Jacksonville, FL(Zone 8b)

Yep, Tracks, I hope we haven't inundated DogZ with so many suggestions that she is regretting ever mentioning her idea. Sometimes when I am incubating a project, I like to keep it to myself and may resent it if others chime in with "this is what you should do" if I mention my plans. But sometimes the encouragement of others is just what I need to get moving toward manifesting the product (as in the recent case of my idea of making a "Zen" bell from an empty propane tank -- a plan I had for several years but never got around to doing it until I mentioned it in response to a "what can I do with an old propane tank" in a DG thread, and the DGers descended upon my "Zen" bell plan and said, "Do it now, and show us how!" So, I hope, DogZ, that we can nudge you in that same manner.

By the way, Trackin, in response to your original suggestion here, I save just about every garden catalog I get. I hope someday to put together my own scrapbook that would be an inventory of all my garden plants with pictures and descriptions of the plants. The catalog photos would make the scrapbook job a lot easier than photographing plants and printing out pix (I love alliteration!)

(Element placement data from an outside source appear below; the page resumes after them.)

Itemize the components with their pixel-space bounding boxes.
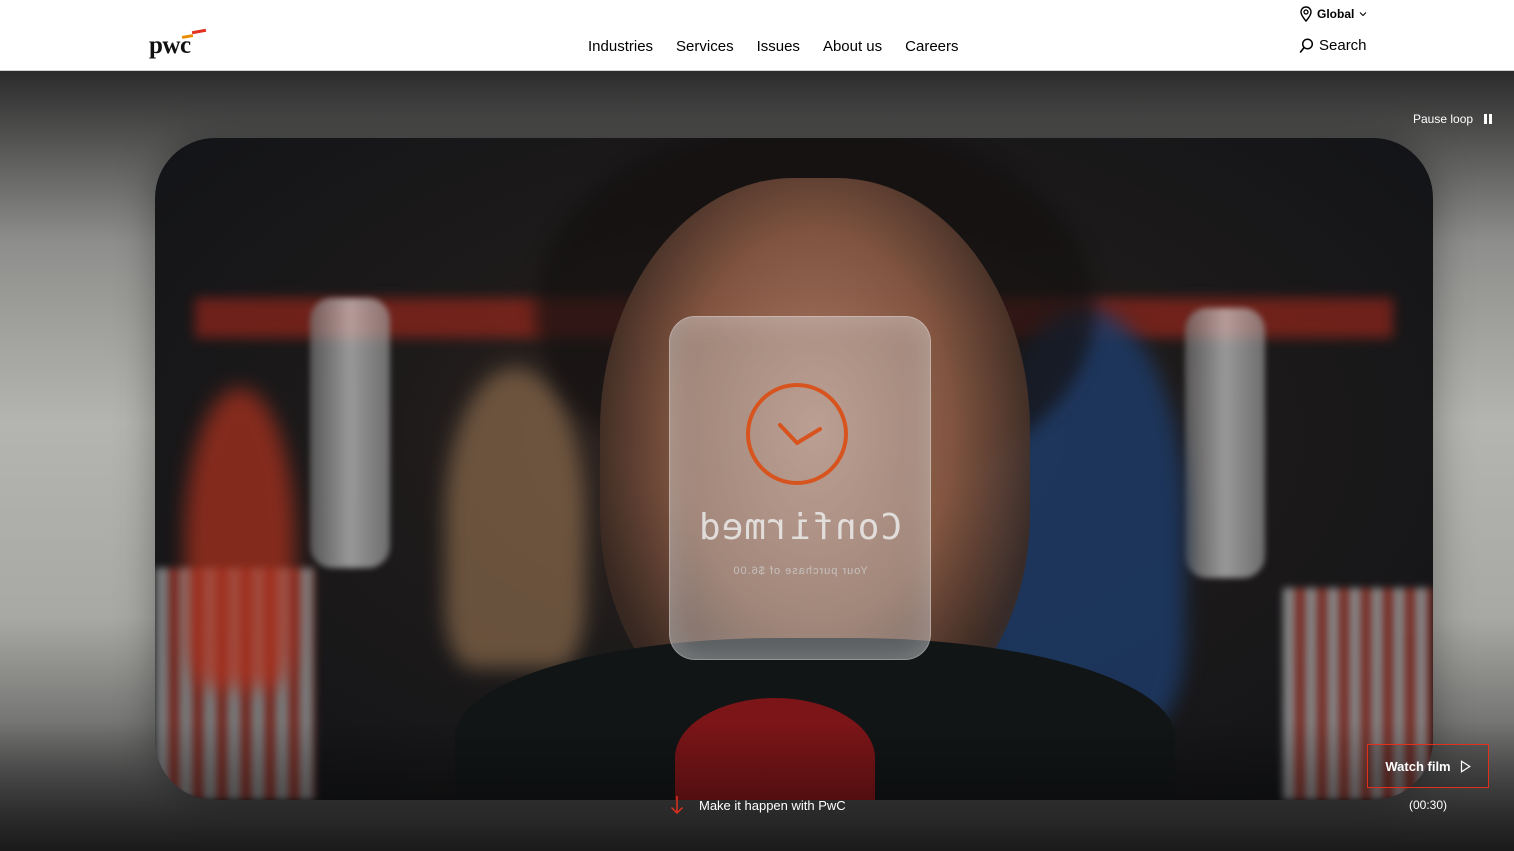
confirmation-card: Confirmed Your purchase of $6.00: [669, 316, 931, 660]
hero-video[interactable]: Confirmed Your purchase of $6.00: [155, 138, 1433, 800]
chevron-down-icon: [1359, 12, 1367, 17]
scroll-cue[interactable]: Make it happen with PwC: [670, 795, 846, 815]
search-button[interactable]: Search: [1299, 37, 1367, 54]
nav-item-services[interactable]: Services: [676, 38, 734, 55]
confirmation-subtitle: Your purchase of $6.00: [732, 565, 868, 577]
main-nav: Industries Services Issues About us Care…: [588, 38, 959, 55]
region-selector[interactable]: Global: [1300, 6, 1367, 22]
kiosk-left: [310, 298, 390, 568]
bottom-gradient: [0, 721, 1514, 851]
nav-item-issues[interactable]: Issues: [757, 38, 800, 55]
confirmation-title: Confirmed: [697, 507, 903, 548]
arrow-down-icon: [670, 796, 684, 815]
nav-item-industries[interactable]: Industries: [588, 38, 653, 55]
nav-item-careers[interactable]: Careers: [905, 38, 958, 55]
logo-accent-red: [191, 28, 207, 35]
shopper-left: [185, 388, 295, 688]
search-label: Search: [1319, 37, 1367, 54]
play-icon: [1460, 759, 1471, 773]
site-header: pwc Industries Services Issues About us …: [0, 0, 1514, 71]
watch-film-label: Watch film: [1385, 758, 1451, 774]
nav-item-about-us[interactable]: About us: [823, 38, 882, 55]
logo-wordmark: pwc: [149, 32, 191, 59]
scroll-cue-label: Make it happen with PwC: [699, 797, 846, 813]
location-pin-icon: [1300, 6, 1312, 22]
kiosk-right: [1185, 308, 1265, 578]
film-duration: (00:30): [1409, 798, 1448, 812]
shopper-blonde: [445, 368, 585, 668]
pwc-logo[interactable]: pwc: [149, 28, 209, 61]
watch-film-button[interactable]: Watch film: [1367, 744, 1489, 788]
pause-icon: [1484, 114, 1493, 124]
pause-loop-button[interactable]: Pause loop: [1413, 112, 1493, 126]
confirm-check-icon: [746, 383, 848, 485]
search-icon: [1299, 37, 1314, 53]
hero-section: Confirmed Your purchase of $6.00 Pause l…: [0, 71, 1514, 851]
region-label: Global: [1317, 7, 1355, 21]
pause-loop-label: Pause loop: [1413, 112, 1474, 126]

I also clip and save photos and descriptions of plants from the catalogs and from DG web pages and add them to my "wish list." It helps curtail the disappointment that I can't afford to buy every plant on impulse the moment I see it (though my credit card monthly statements would indicate otherwise!)

Jeremy

Tallahassee, FL(Zone 8b)

You guys are so cute... ;>)

I should have mentioned that I intend to focus specifically on Zone 8 plants, but I also plan to include plants in a range from zones 6-10. This serves a couple purposes: increases the target market for people who would be interested, truthfully addresses all of the plants in my yard. I'm a zone-pusher: I have a green house and will try just about anything. I will probably include a section on greenhouse/indoor gardening as well as containers. There will probably be more herbs/medicinal plants than anything, but I would like to increase my knowledge base about tropicals.

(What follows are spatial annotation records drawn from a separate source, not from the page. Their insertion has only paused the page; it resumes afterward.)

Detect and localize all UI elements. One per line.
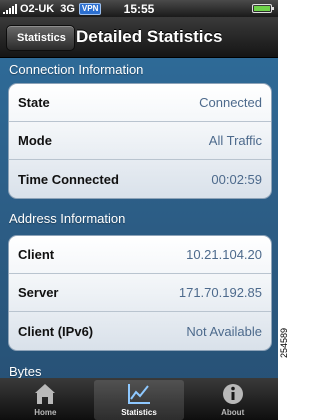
back-button[interactable]: Statistics: [6, 25, 75, 51]
row-value: 00:02:59: [211, 171, 262, 187]
address-info-group: Client 10.21.104.20 Server 171.70.192.85…: [8, 235, 272, 351]
battery-icon: [252, 4, 274, 13]
phone-screen: O2-UK 3G VPN 15:55 Statistics Detailed S…: [0, 0, 278, 420]
row-label: Server: [18, 285, 59, 300]
figure-reference-number: 254589: [279, 327, 289, 358]
info-icon: [222, 384, 243, 404]
status-bar: O2-UK 3G VPN 15:55: [0, 0, 278, 17]
row-value: 10.21.104.20: [186, 247, 262, 262]
tab-label: About: [221, 408, 245, 417]
connection-info-group: State Connected Mode All Traffic Time Co…: [8, 83, 272, 199]
tab-bar: Home Statistics About: [0, 378, 278, 420]
row-server: Server 171.70.192.85: [9, 274, 271, 312]
row-label: Mode: [18, 133, 52, 148]
section-header-connection: Connection Information: [9, 62, 144, 77]
row-label: Client: [18, 247, 55, 262]
tab-label: Statistics: [121, 408, 157, 417]
row-value: Connected: [199, 95, 262, 110]
row-value: 171.70.192.85: [178, 285, 262, 300]
row-mode: Mode All Traffic: [9, 122, 271, 160]
tab-label: Home: [34, 408, 57, 417]
row-label: Client (IPv6): [18, 323, 94, 339]
row-value: All Traffic: [208, 133, 262, 148]
row-label: State: [18, 95, 50, 110]
row-state: State Connected: [9, 84, 271, 122]
row-client: Client 10.21.104.20: [9, 236, 271, 274]
home-icon: [35, 384, 56, 404]
status-clock: 15:55: [123, 1, 155, 16]
row-label: Time Connected: [18, 171, 119, 187]
row-client-ipv6: Client (IPv6) Not Available: [9, 312, 271, 350]
row-time-connected: Time Connected 00:02:59: [9, 160, 271, 198]
section-header-bytes: Bytes: [9, 364, 42, 379]
tab-statistics[interactable]: Statistics: [93, 380, 185, 420]
row-value: Not Available: [186, 323, 262, 339]
section-header-address: Address Information: [9, 211, 126, 226]
tab-about[interactable]: About: [187, 378, 278, 420]
navigation-bar: Statistics Detailed Statistics: [0, 17, 278, 58]
page-title: Detailed Statistics: [76, 27, 223, 46]
statistics-icon: [128, 384, 150, 404]
tab-home[interactable]: Home: [0, 378, 91, 420]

My biggest complaint about medicinal plants/herb books is this. They'll say something like, "Valerian is good for insomnia." What I want to know is: how much valerian, which parts of the plant should I use, and what if valerian tea tastes horrible and I want to blend it with lemon verbena for flavor? What properties does the lemon verbena have that would interfere with or enhance the effect of the valerian? I've managed to get some of this type of information from the herbs forum here, but mostly those threads are about growing and propagating tips, or culinary uses (a whole other section in my head). I find it very difficult to find info this specific in books, on web sites or even in herbal medicine workshops. Mostly, I've learned through trial-and-error and because some plants can be toxic or even deadly at certain doses or if not prepared properly, I avoid testing them on my friends. ;>) (My friends appreciate that, as you can imagine!)

The approach I have in my head is to organize by plant. I would include field-guide types of info, but my real intention is to include the uses (medicinal especially) for plants and care-and-maintenance information. For example, I could find a lot of information about bananas, but none of the books really say, "in certain zones, you could bring these inside to overwinter" or "you can just mulch heavily over the winter; you don't need to bring inside." Propagation information should be there as well -- some methods work better for specific plants than others.

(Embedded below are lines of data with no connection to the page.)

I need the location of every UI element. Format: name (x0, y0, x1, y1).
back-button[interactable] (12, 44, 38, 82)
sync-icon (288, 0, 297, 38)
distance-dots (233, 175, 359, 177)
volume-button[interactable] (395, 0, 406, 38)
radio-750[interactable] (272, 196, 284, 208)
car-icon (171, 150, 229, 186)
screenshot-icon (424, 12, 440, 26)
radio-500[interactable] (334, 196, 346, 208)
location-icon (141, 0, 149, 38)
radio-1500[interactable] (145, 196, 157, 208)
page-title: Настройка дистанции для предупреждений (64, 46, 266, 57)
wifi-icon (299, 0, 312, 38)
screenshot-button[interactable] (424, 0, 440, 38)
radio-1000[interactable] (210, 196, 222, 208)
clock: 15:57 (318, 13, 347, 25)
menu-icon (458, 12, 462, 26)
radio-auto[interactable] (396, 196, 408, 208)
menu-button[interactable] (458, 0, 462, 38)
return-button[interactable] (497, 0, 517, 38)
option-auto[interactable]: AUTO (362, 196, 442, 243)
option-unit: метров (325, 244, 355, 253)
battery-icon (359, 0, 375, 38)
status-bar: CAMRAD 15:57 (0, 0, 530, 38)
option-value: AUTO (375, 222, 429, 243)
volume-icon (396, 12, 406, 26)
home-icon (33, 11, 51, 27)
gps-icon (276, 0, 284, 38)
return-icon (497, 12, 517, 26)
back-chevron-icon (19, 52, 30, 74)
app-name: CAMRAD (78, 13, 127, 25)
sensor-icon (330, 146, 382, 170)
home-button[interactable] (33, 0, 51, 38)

I don't think I want to target beginners as my audience because I think there's already so much out there for beginners. And yes, Jeremy, I think this is one of those life time masterpiece kind of projects. Don't look for my book on the shelves at Barnes and Noble any time soon. Because only half the battle is writing it. The hard part is getting it published... and that's a whole other thread!

mid central, FL(Zone 9a)

amen to that. one of these days we can say we knew you when.